Pozen argues for smaller boards to guard against “social loafing.” People tend to hide in large groups, he asserts: “Instead of taking personal responsibility for the group’s actions, they rely on others to take the lead.”
He also advocates board membership for corporate executives with deep experience in the company’s industry. To get around conflict of interest and antitrust concerns, “… most independent directors will have to be retired company executives (but not of the company in question).”
While acknowledging that large diverse boards often are lazy, disengaged and uninformed (not to mention in the hip pocket of the CEO), I fear Pozen’s solution could create a new problem. Specifically, a small group of industry insiders may not be able to take the broad stakeholder view that increasingly is important to building authenticity and trust, as articulated in the Page Society’s reports on those topics.
In fact, I believe boards benefit from having a broad societal view. Directors who understand the perspectives of diverse stakeholders are much more likely to question management decisions that jeopardize or fail to build brand and reputation.
A major problem, in my view, is that boards don’t know enough or work hard enough – a point Pozen also makes. Board members with little experience in the industry who spend too little time learning the business easily can become captives of management, too ignorant or afraid to challenge conventional thinking. Pozen recommends that directors spend at least two days per month on company business between board meetings (with a commensurate increase in compensation) so they are knowledgeable enough to be effective.
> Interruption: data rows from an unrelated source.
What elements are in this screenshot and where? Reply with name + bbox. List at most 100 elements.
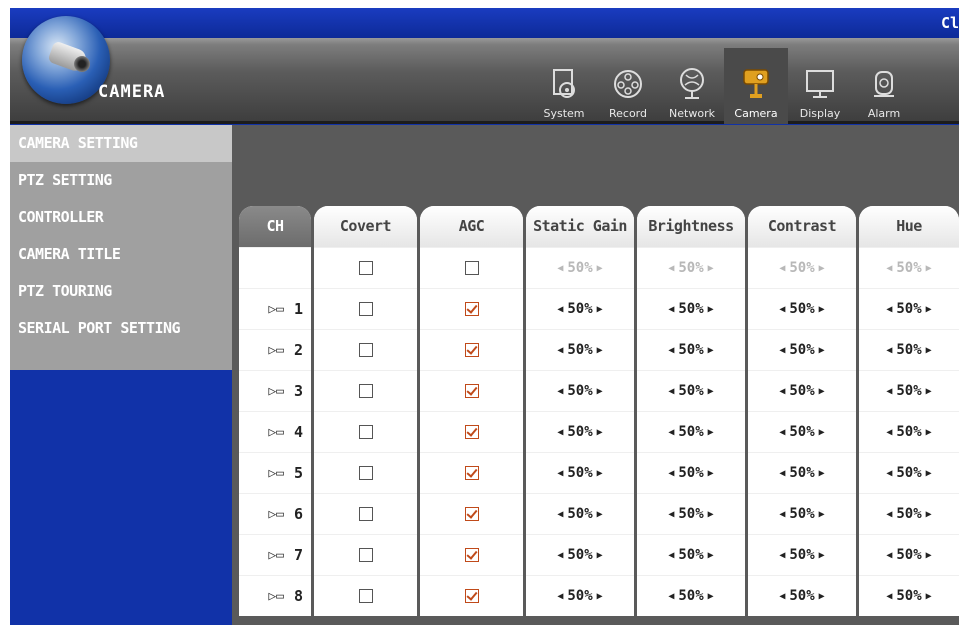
right-arrow-icon[interactable]: ▶	[708, 427, 714, 438]
value-cell[interactable]: ◀ 50% ▶	[526, 247, 634, 288]
covert-checkbox[interactable]	[358, 548, 373, 562]
left-arrow-icon[interactable]: ◀	[779, 550, 785, 561]
value-cell[interactable]: ◀ 50% ▶	[637, 493, 745, 534]
right-arrow-icon[interactable]: ▶	[819, 591, 825, 602]
right-arrow-icon[interactable]: ▶	[819, 427, 825, 438]
static_gain-spinner[interactable]: ◀ 50% ▶	[557, 506, 602, 522]
right-arrow-icon[interactable]: ▶	[708, 468, 714, 479]
tab-display[interactable]: Display	[788, 48, 852, 124]
left-arrow-icon[interactable]: ◀	[886, 591, 892, 602]
hue-spinner[interactable]: ◀ 50% ▶	[886, 301, 931, 317]
value-cell[interactable]: ◀ 50% ▶	[637, 288, 745, 329]
value-cell[interactable]: ◀ 50% ▶	[748, 534, 856, 575]
menu-item-controller[interactable]: CONTROLLER	[10, 199, 232, 236]
value-cell[interactable]: ◀ 50% ▶	[637, 411, 745, 452]
brightness-spinner[interactable]: ◀ 50% ▶	[668, 588, 713, 604]
value-cell[interactable]	[314, 288, 417, 329]
right-arrow-icon[interactable]: ▶	[819, 550, 825, 561]
value-cell[interactable]: ◀ 50% ▶	[526, 329, 634, 370]
right-arrow-icon[interactable]: ▶	[708, 304, 714, 315]
brightness-spinner[interactable]: ◀ 50% ▶	[668, 465, 713, 481]
right-arrow-icon[interactable]: ▶	[819, 468, 825, 479]
menu-item-camera-title[interactable]: CAMERA TITLE	[10, 236, 232, 273]
left-arrow-icon[interactable]: ◀	[886, 468, 892, 479]
left-arrow-icon[interactable]: ◀	[779, 304, 785, 315]
left-arrow-icon[interactable]: ◀	[557, 550, 563, 561]
left-arrow-icon[interactable]: ◀	[779, 427, 785, 438]
static_gain-spinner[interactable]: ◀ 50% ▶	[557, 260, 602, 276]
value-cell[interactable]	[314, 534, 417, 575]
menu-item-camera-setting[interactable]: CAMERA SETTING	[10, 125, 232, 162]
value-cell[interactable]: ◀ 50% ▶	[859, 247, 959, 288]
right-arrow-icon[interactable]: ▶	[926, 386, 932, 397]
left-arrow-icon[interactable]: ◀	[557, 263, 563, 274]
static_gain-spinner[interactable]: ◀ 50% ▶	[557, 588, 602, 604]
value-cell[interactable]: ◀ 50% ▶	[859, 534, 959, 575]
value-cell[interactable]: ◀ 50% ▶	[526, 288, 634, 329]
value-cell[interactable]: ◀ 50% ▶	[526, 575, 634, 616]
menu-item-serial-port-setting[interactable]: SERIAL PORT SETTING	[10, 310, 232, 347]
agc-checkbox[interactable]	[464, 589, 479, 603]
brightness-spinner[interactable]: ◀ 50% ▶	[668, 260, 713, 276]
hue-spinner[interactable]: ◀ 50% ▶	[886, 342, 931, 358]
brightness-spinner[interactable]: ◀ 50% ▶	[668, 547, 713, 563]
covert-checkbox[interactable]	[358, 302, 373, 316]
value-cell[interactable]	[420, 411, 523, 452]
agc-checkbox[interactable]	[464, 466, 479, 480]
agc-checkbox[interactable]	[464, 548, 479, 562]
left-arrow-icon[interactable]: ◀	[668, 304, 674, 315]
brightness-spinner[interactable]: ◀ 50% ▶	[668, 383, 713, 399]
value-cell[interactable]	[314, 247, 417, 288]
value-cell[interactable]: ◀ 50% ▶	[859, 370, 959, 411]
left-arrow-icon[interactable]: ◀	[668, 591, 674, 602]
agc-checkbox[interactable]	[464, 261, 479, 275]
left-arrow-icon[interactable]: ◀	[668, 509, 674, 520]
contrast-spinner[interactable]: ◀ 50% ▶	[779, 260, 824, 276]
left-arrow-icon[interactable]: ◀	[886, 509, 892, 520]
right-arrow-icon[interactable]: ▶	[597, 263, 603, 274]
right-arrow-icon[interactable]: ▶	[597, 386, 603, 397]
right-arrow-icon[interactable]: ▶	[708, 345, 714, 356]
left-arrow-icon[interactable]: ◀	[557, 304, 563, 315]
value-cell[interactable]	[420, 329, 523, 370]
value-cell[interactable]	[420, 493, 523, 534]
agc-checkbox[interactable]	[464, 384, 479, 398]
contrast-spinner[interactable]: ◀ 50% ▶	[779, 547, 824, 563]
left-arrow-icon[interactable]: ◀	[557, 509, 563, 520]
left-arrow-icon[interactable]: ◀	[557, 427, 563, 438]
right-arrow-icon[interactable]: ▶	[926, 509, 932, 520]
right-arrow-icon[interactable]: ▶	[708, 509, 714, 520]
left-arrow-icon[interactable]: ◀	[779, 345, 785, 356]
right-arrow-icon[interactable]: ▶	[597, 509, 603, 520]
left-arrow-icon[interactable]: ◀	[668, 427, 674, 438]
right-arrow-icon[interactable]: ▶	[597, 304, 603, 315]
brightness-spinner[interactable]: ◀ 50% ▶	[668, 342, 713, 358]
brightness-spinner[interactable]: ◀ 50% ▶	[668, 301, 713, 317]
value-cell[interactable]: ◀ 50% ▶	[526, 452, 634, 493]
value-cell[interactable]: ◀ 50% ▶	[526, 493, 634, 534]
value-cell[interactable]	[314, 452, 417, 493]
value-cell[interactable]: ◀ 50% ▶	[748, 575, 856, 616]
right-arrow-icon[interactable]: ▶	[926, 304, 932, 315]
tab-network[interactable]: Network	[660, 48, 724, 124]
value-cell[interactable]	[314, 329, 417, 370]
right-arrow-icon[interactable]: ▶	[926, 345, 932, 356]
tab-camera[interactable]: Camera	[724, 48, 788, 124]
left-arrow-icon[interactable]: ◀	[779, 386, 785, 397]
left-arrow-icon[interactable]: ◀	[886, 263, 892, 274]
right-arrow-icon[interactable]: ▶	[597, 345, 603, 356]
left-arrow-icon[interactable]: ◀	[557, 345, 563, 356]
value-cell[interactable]: ◀ 50% ▶	[637, 452, 745, 493]
hue-spinner[interactable]: ◀ 50% ▶	[886, 506, 931, 522]
right-arrow-icon[interactable]: ▶	[708, 591, 714, 602]
static_gain-spinner[interactable]: ◀ 50% ▶	[557, 547, 602, 563]
value-cell[interactable]: ◀ 50% ▶	[748, 493, 856, 534]
value-cell[interactable]: ◀ 50% ▶	[637, 247, 745, 288]
covert-checkbox[interactable]	[358, 261, 373, 275]
agc-checkbox[interactable]	[464, 343, 479, 357]
left-arrow-icon[interactable]: ◀	[886, 427, 892, 438]
value-cell[interactable]: ◀ 50% ▶	[859, 575, 959, 616]
contrast-spinner[interactable]: ◀ 50% ▶	[779, 588, 824, 604]
contrast-spinner[interactable]: ◀ 50% ▶	[779, 465, 824, 481]
right-arrow-icon[interactable]: ▶	[597, 591, 603, 602]
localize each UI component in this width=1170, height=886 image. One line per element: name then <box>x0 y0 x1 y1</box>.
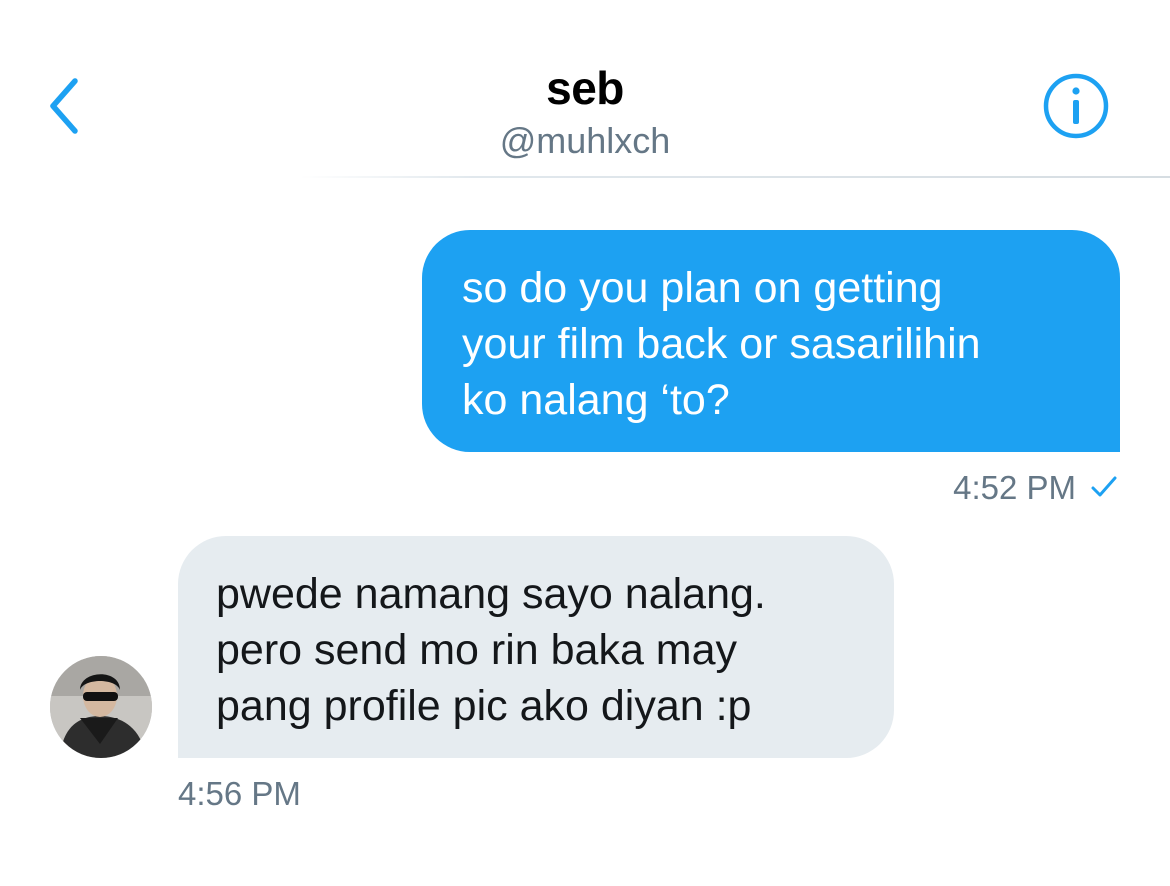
contact-handle[interactable]: @muhlxch <box>0 118 1170 164</box>
message-line: your film back or sasarilihin <box>462 320 981 368</box>
message-line: pero send mo rin baka may <box>216 626 738 674</box>
incoming-message-meta: 4:56 PM <box>178 772 301 816</box>
info-circle-icon <box>1042 72 1110 145</box>
message-timestamp: 4:52 PM <box>953 469 1076 506</box>
message-line: pwede namang sayo nalang. <box>216 570 766 618</box>
message-timestamp: 4:56 PM <box>178 775 301 812</box>
message-line: so do you plan on getting <box>462 264 943 312</box>
info-button[interactable] <box>1040 72 1112 144</box>
outgoing-message-bubble[interactable]: so do you plan on getting your film back… <box>422 230 1120 452</box>
incoming-message-bubble[interactable]: pwede namang sayo nalang. pero send mo r… <box>178 536 894 758</box>
message-line: ko nalang ‘to? <box>462 376 730 424</box>
header-divider <box>300 176 1170 178</box>
message-line: pang profile pic ako diyan :p <box>216 682 752 730</box>
conversation-header: seb @muhlxch <box>0 60 1170 164</box>
contact-name[interactable]: seb <box>0 60 1170 116</box>
checkmark-icon <box>1090 469 1118 507</box>
avatar[interactable] <box>50 656 152 758</box>
dm-conversation-screen: seb @muhlxch so do you plan on getting y… <box>0 0 1170 886</box>
outgoing-message-meta: 4:52 PM <box>953 466 1118 510</box>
So how about this as an amendment to the Pozen proposal: Smaller boards, yes, but not quite so small. More industry expertise, yes, but not exclusively so. This would leave room for a handful of directors who bring diverse perspectives. And definitely more time invested by directors to ensure they really know the business.
I believe the result would be a much more focused, engaged and professional board that not only understands the company and its industry, but the broad perspectives of society as well.
Oh, and one more thing: How about reserving a place on the board for a retired corporate communications executive? I believe most boards would benefit from the perspective of a director with deep experience in building and defending brand and reputation.